Whether HIV is directly associated with neurocognitive decline is uncertain, but there’s substantial evidence suggesting that it indirectly manifests in poorer neurocognitive outcomes.

HIV invades the central nervous system very early on in infection, according to Shibani Mukerji, MD, PhD, of the Department of Neurology at Massachussetts General Hospital.

“Within days of plasma viremia, HIV RNA can be detected in the cerebrospinal fluid [CSF], and this early penetration is hypothesized to set the stage for future neurocognitive impairment,” Mukerji said during a presentation at IDWeek 2017 in San Diego, CA.

The central nervous system (CNS) has its own unique immune surveillance, Mukerji explained, but recent studies indicate that this immune surveillance is complimented by input from the peripheral immune system. Peripheral cells, including t-lymphocytes, enter the CNS under normal conditions, but during HIV infection and immune activation, there is a heightened trafficking of these cells, which can harbor HIV.

“When an HIV infected cell enters the brain, there is a release of inflammatory cytokines and chemokines, which then attract more immune cells. There is a cycle of inflammation that is established,” Mukerji said.

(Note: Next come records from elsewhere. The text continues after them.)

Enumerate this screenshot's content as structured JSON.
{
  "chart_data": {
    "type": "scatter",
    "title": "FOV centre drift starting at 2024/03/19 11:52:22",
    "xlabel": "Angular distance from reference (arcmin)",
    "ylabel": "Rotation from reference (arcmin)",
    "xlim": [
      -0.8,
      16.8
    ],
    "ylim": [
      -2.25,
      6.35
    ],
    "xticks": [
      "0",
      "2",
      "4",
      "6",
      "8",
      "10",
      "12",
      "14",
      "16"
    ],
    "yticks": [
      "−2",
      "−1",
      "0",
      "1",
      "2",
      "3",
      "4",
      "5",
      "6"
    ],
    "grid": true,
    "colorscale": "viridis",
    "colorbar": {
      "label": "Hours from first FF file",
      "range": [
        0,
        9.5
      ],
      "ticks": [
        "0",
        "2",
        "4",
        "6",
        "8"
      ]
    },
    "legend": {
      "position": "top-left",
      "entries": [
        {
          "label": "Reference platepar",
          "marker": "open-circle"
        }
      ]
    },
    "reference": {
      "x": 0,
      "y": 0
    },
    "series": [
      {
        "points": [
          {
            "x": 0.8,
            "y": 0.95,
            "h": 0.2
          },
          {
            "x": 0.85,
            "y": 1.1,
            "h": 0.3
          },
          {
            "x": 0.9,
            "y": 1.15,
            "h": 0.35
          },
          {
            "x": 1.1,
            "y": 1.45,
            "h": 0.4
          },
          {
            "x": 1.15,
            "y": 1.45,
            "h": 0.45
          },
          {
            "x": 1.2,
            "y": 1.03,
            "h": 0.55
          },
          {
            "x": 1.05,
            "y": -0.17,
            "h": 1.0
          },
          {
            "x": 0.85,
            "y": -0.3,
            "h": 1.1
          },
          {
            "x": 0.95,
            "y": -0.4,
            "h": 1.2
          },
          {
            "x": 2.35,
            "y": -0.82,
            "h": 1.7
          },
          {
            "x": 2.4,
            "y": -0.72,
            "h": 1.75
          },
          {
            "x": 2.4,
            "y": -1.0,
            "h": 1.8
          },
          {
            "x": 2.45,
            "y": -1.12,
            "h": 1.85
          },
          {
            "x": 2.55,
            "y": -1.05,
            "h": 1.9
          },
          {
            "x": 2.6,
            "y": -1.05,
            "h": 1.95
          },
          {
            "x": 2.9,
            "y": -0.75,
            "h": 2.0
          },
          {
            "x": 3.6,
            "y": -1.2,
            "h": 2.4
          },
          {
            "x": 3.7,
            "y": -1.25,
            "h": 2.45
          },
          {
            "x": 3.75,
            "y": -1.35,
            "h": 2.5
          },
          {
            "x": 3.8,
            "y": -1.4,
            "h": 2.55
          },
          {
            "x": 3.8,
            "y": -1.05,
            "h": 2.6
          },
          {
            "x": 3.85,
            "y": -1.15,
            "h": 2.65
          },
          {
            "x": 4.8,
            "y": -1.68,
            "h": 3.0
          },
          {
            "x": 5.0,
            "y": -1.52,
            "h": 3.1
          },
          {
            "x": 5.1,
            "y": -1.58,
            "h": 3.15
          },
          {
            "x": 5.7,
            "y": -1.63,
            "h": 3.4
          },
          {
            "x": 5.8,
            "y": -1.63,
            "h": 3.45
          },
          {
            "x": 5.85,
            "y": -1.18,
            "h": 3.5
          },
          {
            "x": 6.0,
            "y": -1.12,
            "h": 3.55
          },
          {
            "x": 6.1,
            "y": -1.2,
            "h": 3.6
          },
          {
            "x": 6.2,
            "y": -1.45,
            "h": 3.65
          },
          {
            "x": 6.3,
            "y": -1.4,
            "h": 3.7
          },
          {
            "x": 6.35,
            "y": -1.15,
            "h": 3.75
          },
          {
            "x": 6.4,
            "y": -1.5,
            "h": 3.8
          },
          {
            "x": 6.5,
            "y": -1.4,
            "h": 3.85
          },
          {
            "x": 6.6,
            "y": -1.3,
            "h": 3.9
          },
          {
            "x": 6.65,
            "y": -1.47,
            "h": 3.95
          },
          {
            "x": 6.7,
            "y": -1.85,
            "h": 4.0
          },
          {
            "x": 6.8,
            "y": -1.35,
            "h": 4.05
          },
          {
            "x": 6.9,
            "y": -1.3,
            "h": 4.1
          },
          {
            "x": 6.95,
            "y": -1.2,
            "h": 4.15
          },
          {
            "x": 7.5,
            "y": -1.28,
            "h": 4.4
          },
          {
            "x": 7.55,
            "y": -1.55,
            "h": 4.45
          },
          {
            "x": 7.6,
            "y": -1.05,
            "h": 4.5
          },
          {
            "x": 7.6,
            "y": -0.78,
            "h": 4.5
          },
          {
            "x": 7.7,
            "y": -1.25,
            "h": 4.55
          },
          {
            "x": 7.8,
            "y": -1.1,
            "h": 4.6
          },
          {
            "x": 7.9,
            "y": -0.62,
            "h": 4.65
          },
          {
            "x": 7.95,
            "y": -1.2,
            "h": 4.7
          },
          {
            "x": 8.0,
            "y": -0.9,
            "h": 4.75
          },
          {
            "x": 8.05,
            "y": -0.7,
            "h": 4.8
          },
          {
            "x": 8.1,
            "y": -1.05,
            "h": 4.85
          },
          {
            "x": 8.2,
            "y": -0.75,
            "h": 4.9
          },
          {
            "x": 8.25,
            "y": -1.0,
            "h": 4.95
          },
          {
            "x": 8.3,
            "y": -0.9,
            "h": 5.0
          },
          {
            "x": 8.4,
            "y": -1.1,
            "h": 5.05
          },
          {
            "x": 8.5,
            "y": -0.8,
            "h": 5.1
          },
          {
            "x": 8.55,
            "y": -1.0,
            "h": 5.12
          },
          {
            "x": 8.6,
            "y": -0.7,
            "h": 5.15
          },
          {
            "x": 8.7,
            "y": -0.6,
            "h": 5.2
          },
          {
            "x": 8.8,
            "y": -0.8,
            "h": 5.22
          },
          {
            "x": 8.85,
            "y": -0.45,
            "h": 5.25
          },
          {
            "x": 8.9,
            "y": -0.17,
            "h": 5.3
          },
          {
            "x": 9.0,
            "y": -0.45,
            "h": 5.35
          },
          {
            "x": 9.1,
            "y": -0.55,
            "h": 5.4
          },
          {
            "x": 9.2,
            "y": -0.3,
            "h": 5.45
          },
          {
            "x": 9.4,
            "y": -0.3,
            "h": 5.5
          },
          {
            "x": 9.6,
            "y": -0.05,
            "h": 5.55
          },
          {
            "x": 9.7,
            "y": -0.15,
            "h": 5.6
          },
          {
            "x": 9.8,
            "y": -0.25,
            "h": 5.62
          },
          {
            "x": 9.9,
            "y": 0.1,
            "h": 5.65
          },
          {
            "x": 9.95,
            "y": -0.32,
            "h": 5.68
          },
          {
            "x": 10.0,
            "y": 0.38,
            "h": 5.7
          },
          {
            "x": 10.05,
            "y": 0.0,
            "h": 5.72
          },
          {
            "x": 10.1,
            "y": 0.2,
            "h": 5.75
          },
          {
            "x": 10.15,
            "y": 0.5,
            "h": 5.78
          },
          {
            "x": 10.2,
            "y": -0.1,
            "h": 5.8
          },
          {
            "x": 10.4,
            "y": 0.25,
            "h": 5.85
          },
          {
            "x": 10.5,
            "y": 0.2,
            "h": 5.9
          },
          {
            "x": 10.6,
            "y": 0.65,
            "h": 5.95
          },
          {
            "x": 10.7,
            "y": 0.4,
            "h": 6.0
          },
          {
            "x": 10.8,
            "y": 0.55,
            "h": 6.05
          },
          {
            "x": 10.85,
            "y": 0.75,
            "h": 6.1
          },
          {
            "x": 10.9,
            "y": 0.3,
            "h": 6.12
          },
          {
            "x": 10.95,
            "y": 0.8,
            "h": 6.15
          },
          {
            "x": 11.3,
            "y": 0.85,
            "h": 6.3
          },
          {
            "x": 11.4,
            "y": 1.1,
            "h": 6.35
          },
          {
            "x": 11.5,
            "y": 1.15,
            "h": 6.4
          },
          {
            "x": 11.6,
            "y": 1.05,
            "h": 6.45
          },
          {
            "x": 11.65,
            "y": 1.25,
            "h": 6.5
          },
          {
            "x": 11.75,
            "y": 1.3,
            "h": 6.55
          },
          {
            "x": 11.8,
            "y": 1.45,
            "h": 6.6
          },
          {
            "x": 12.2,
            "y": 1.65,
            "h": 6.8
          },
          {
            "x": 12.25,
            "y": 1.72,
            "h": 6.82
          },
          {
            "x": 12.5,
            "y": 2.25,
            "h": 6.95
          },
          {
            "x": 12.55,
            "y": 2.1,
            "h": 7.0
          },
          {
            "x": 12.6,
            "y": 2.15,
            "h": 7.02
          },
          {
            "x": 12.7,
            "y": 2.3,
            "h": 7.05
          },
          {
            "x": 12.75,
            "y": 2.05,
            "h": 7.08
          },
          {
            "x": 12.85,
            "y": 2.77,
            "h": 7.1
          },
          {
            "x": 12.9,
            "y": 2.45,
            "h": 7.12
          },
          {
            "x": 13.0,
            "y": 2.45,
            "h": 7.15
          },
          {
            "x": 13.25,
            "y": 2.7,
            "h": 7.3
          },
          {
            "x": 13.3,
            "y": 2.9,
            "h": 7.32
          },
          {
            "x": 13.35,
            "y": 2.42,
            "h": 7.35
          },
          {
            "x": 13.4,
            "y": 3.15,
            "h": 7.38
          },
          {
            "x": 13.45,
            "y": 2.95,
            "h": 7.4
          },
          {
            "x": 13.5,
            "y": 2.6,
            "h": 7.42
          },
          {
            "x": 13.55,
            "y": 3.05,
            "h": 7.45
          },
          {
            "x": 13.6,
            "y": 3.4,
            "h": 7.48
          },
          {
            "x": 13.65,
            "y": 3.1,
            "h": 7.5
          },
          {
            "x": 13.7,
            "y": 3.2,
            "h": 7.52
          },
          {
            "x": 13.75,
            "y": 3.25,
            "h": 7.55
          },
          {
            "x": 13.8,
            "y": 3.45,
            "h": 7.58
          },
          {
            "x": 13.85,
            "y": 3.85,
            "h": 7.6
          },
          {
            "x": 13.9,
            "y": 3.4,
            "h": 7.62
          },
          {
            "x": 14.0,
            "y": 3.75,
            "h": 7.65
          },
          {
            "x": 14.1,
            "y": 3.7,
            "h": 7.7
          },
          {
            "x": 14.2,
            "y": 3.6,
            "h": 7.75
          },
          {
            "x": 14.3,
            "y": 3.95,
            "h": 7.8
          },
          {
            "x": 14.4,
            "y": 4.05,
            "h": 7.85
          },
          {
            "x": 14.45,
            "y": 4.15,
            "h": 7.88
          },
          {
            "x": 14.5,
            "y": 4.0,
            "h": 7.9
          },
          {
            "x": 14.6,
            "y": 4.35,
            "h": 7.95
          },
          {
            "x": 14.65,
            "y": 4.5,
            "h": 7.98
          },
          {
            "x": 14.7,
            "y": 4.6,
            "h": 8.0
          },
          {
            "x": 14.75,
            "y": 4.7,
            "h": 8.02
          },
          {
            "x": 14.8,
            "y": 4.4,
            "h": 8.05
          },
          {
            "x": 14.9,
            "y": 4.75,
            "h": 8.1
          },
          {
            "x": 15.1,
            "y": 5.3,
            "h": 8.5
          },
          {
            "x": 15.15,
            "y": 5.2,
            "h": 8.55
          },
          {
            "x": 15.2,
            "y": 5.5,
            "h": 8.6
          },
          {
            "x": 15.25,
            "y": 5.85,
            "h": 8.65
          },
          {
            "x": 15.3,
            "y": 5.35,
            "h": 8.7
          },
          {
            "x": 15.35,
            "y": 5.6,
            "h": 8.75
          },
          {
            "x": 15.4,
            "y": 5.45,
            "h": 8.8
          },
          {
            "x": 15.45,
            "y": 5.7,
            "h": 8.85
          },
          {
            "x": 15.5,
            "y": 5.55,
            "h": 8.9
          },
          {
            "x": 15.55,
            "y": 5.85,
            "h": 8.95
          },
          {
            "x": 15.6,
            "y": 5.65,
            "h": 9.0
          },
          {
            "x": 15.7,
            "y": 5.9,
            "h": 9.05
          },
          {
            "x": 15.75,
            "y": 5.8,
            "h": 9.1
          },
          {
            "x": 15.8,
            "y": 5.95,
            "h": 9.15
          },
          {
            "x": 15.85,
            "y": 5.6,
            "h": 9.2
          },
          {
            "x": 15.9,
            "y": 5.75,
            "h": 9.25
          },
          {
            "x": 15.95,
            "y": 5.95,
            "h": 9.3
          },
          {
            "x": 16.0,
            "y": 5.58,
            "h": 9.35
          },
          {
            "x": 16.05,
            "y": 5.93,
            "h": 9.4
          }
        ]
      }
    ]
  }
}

Both in vivo and in vitro studies suggest that these inflammatory processes, and perhaps toxic effects from viral proteins, will eventually damage neurons, driving brain atrophy and neurocognitive impairment. According to Mukerji, this neurocognitive decline is not due to direct viral infection, but bystandards for these local inflammatory processes.

In primary HIV infection, CSF inflammatory markers are elevated, which Mukerji explained correlate with systematically low CD4 cell counts, which has been associated with worse neurocognitive outcomes, even when excluding opportunistic infections.

Mukerji pointed to a recent study at UCSF to illustrate this point. In the study, researchers monitored the first 20 days of estimated exposure to HIV, and identified that there is already increased activated CDAT cells present in the CSF at the time of peak viremia, and that this is carried over into chronic HIV.

“What’s slightly concerning to me is that in this acute phase, we are already seeing differences in brain volume and structural brain MRI,” Mukerji said.

The MRI study calculated the volume of a brain tissue, and showed is that within a very small number of days after estimated infection, and prior to antiretroviral initiation, volumes were getting smaller.

“What this really suggests is that within weeks of estimated infection, HIV may already be altering the underlying neural anatomy of our brains and altering our neural networks,” Mukerji said.

While HIV may play a role in exacerbating neurocognitive impairment, similarly, neurocognitive impairment can result in poorer HIV outcomes.

“Neurocognitive disorders affect antiretroviral adherence and viremia, and can affect work, financial considerations, and impact overall quality of life,” Mukerji said.

20% of new HIV diagnoses in 2015 were in people over the age of 50, and 40% of those individuals had late-stage infection at the time of their diagnosis. Odds of neurocognitive impairment increased with 20% with every decade of life.

Earlier diagnosis is key to treating these patients both to achieve better HIV and neurocognitive outcomes. However, despite ART, it is known that neuroinflammation is established in acute HIV infection that persists into chronic infection.

“There is decrease in some, but not all CSF cytokine markers [with earlier ART initiation], and interestingly they did show that viral diversity in the CSF increased the longer it took to start ART,” Mukerji said. “We’re getting new data suggesting that maybe earlier treatment for ART may improve some cognitive markers, but I think that needs to be tested out a little bit more.”